Cueillir le fruit mûr

Le bon moment fait toute la différence!

Le facteur le plus important et peut-être le moins palpable dans la production d’une huile d’olive de qualité est le degré de maturité des olives au moment de la cueillette. D’autres facteurs comme le temps des récoltes selon les régions, les risques de gel et le cahier de charge des moulins à huile ont également une incidence sur le rendement de la récolte et sur les caractéristiques organoleptiques du produit fini.

En théorie, chaque olive atteint un niveau optimal de maturité et d’acidité à un moment bien précis. Broyer l’olive avant qu’elle ne soit arrivée à ce stade de mûrissement idéal entraîne un rendement plus faible et produit une huile au goût herbeux et plus amer, conséquence d’une teneur élevée en chlorophylle dans le fruit.

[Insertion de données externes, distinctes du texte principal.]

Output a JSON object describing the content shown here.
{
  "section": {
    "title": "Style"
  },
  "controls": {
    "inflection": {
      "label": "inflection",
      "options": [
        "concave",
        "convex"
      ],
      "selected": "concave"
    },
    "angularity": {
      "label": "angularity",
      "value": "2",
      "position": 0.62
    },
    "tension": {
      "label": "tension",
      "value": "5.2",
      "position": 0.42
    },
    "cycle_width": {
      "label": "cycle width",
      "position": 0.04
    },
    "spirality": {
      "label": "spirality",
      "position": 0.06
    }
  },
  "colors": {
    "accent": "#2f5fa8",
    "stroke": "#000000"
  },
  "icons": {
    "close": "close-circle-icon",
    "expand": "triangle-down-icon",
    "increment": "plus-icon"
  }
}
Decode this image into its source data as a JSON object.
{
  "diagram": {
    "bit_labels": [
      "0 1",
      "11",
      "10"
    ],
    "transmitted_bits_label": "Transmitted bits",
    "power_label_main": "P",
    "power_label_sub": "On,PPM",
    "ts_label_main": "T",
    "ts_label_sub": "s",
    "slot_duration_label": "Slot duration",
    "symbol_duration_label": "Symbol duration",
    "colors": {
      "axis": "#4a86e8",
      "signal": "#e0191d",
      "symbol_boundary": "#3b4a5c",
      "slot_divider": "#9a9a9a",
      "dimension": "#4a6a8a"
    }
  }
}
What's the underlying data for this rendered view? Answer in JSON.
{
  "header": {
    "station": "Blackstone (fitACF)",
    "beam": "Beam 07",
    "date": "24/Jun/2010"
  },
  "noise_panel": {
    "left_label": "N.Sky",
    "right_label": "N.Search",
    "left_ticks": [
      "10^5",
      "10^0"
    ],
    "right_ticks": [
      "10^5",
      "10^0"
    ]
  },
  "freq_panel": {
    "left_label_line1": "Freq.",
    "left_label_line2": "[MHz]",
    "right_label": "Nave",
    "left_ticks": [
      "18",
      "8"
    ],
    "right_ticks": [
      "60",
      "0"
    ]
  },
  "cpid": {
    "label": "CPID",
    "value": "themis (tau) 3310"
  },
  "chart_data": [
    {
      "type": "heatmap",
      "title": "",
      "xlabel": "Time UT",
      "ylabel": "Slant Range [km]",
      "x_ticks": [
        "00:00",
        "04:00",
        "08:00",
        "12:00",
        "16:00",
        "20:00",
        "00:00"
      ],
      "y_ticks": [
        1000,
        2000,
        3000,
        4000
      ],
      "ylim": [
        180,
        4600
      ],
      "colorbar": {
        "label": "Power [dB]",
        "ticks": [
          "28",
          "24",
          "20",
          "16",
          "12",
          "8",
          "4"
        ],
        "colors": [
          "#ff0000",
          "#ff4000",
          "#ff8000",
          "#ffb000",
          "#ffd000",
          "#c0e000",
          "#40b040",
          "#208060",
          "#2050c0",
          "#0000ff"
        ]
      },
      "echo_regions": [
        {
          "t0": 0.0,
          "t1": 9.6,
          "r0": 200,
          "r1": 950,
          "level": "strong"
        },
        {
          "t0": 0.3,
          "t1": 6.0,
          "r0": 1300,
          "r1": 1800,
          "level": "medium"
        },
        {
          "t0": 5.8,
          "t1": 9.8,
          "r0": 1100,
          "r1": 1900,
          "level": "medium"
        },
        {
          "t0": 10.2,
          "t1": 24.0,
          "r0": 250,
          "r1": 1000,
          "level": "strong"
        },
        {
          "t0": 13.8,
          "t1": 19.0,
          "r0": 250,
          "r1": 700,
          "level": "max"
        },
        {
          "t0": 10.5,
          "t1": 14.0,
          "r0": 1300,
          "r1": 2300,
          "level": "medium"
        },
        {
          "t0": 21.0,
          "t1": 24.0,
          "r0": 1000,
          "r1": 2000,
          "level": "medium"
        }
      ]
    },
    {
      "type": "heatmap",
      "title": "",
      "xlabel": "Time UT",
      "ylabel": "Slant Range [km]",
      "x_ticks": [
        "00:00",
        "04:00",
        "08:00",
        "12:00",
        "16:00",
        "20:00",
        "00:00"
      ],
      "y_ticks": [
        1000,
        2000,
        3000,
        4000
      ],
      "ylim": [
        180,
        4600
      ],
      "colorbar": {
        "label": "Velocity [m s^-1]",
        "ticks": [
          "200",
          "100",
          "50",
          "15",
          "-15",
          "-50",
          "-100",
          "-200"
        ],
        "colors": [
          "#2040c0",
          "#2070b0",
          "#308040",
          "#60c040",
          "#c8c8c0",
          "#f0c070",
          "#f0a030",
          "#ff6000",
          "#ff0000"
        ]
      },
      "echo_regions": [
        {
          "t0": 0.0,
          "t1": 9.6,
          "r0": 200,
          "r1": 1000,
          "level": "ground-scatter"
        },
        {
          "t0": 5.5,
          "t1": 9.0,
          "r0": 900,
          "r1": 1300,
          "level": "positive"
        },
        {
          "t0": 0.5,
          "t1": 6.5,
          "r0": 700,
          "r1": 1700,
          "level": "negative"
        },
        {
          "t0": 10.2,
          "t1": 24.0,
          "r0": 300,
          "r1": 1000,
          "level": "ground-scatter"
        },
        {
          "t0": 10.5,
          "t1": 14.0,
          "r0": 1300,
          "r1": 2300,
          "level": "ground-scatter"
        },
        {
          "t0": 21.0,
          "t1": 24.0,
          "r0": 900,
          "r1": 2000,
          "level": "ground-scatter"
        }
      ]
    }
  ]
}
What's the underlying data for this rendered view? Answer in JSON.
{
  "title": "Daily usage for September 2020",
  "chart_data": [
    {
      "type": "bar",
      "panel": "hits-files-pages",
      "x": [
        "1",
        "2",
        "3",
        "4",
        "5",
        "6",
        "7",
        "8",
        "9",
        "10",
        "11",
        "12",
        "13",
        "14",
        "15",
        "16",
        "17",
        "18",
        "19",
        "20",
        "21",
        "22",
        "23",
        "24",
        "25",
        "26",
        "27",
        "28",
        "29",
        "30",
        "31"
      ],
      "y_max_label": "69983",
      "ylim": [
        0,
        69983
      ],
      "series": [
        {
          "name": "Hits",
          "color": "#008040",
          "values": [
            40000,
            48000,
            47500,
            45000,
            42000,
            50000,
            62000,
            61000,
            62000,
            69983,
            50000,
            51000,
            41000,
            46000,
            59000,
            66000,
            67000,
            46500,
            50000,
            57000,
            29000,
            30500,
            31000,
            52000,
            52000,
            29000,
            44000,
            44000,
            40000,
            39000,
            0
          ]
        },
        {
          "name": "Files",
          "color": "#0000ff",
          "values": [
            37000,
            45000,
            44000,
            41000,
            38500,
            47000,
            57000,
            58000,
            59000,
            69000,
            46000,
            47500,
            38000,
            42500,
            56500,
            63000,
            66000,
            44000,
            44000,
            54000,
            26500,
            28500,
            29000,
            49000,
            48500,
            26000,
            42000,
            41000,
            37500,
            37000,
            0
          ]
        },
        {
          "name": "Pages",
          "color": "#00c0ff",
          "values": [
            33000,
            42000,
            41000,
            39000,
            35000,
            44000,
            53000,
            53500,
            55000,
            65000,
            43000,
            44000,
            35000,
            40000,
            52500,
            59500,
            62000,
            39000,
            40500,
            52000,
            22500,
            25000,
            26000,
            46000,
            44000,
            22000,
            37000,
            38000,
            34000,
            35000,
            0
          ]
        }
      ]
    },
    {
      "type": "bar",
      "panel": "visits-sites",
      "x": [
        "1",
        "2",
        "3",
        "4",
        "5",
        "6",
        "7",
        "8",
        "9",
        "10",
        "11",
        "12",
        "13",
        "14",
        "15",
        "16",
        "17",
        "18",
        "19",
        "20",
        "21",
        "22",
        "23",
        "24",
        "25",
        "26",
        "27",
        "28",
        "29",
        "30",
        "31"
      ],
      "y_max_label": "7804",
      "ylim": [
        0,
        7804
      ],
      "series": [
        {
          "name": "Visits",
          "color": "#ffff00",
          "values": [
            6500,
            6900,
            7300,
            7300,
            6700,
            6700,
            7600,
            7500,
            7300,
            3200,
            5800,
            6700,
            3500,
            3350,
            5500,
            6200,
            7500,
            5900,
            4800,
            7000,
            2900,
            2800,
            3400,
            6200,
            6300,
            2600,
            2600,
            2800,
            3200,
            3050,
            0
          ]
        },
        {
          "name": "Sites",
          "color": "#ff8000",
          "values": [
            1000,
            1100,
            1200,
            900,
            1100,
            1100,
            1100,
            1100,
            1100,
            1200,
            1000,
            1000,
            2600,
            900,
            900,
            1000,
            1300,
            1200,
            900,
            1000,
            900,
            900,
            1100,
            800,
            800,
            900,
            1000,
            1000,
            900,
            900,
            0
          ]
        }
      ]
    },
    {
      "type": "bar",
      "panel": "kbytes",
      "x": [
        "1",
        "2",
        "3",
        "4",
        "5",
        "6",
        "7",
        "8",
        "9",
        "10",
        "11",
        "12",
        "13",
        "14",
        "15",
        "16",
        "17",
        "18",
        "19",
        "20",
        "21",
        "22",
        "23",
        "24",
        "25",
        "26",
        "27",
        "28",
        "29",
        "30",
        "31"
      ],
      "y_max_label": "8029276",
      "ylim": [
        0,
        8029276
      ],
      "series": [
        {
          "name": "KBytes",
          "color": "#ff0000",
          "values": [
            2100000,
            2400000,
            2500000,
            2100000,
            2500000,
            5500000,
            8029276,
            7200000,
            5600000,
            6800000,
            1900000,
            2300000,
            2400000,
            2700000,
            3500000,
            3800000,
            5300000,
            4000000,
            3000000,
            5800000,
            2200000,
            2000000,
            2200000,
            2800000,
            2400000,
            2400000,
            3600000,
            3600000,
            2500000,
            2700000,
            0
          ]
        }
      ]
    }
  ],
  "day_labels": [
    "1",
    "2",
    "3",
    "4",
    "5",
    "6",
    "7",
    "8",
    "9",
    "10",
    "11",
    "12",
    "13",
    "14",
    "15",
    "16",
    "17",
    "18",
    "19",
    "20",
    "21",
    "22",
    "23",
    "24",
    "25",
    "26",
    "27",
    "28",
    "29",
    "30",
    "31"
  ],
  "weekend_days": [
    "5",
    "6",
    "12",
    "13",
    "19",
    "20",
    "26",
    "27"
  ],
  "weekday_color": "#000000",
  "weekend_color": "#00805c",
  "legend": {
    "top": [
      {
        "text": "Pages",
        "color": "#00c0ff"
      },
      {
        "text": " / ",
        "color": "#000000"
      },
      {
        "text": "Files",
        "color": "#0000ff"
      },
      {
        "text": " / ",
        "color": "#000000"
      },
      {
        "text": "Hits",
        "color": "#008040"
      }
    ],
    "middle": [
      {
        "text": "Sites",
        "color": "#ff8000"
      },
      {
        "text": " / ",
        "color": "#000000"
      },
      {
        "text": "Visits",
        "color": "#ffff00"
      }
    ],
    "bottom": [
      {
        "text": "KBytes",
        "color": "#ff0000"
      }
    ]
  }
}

Le broyage du fruit avant sa pleine maturité présente par contre un avantage majeur : un niveau d’acidité nettement plus faible. Comme la première analyse chimique utilisée pour classifier l’huile d’olive vise à déterminer son taux d’acidité, l’huile faite à partir d’olives immatures est parfois qualifiée ironiquement de « virgin maker ». On peut en effet compenser le caractère amer et le rendement plus faible d’une huile produite à partir d’olives cueillies avant maturité en l’utilisant comme agent d’assemblage pour abaisser le niveau d’acidité des huiles qui risqueraient autrement de ne pas respecter la norme chimique. L’huile fabriquée avec des olives cueillies hâtivement peut également ajouter une note de fraîcheur aux huiles qui ont connu de meilleurs jours.

À l’opposé, le broyage d’olives très mûres produira une huile d’olive plus douce et d’intensité légère, dans laquelle on retrouvera le caractère fruité tant recherché. Le broyeur tire un avantage économique de la pratique consistant à laisser le fruit mûrir plus longtemps sur l’olivier puisqu’elle offre un rendement accru et un meilleur rapport olives/huile (au poids). Cet avantage, bien entendu, réduit considérablement le coût de l’huile. Le niveau d’acidité (acides gras libres) augmente lorsque le fruit commence à se décomposer et continue de progresser jusqu’à ce que le fruit devienne impropre à la consommation humaine, sauf s’il est raffiné. C’est d’ailleurs ce qui explique qu’autant d’huiles d’olive sont raffinées.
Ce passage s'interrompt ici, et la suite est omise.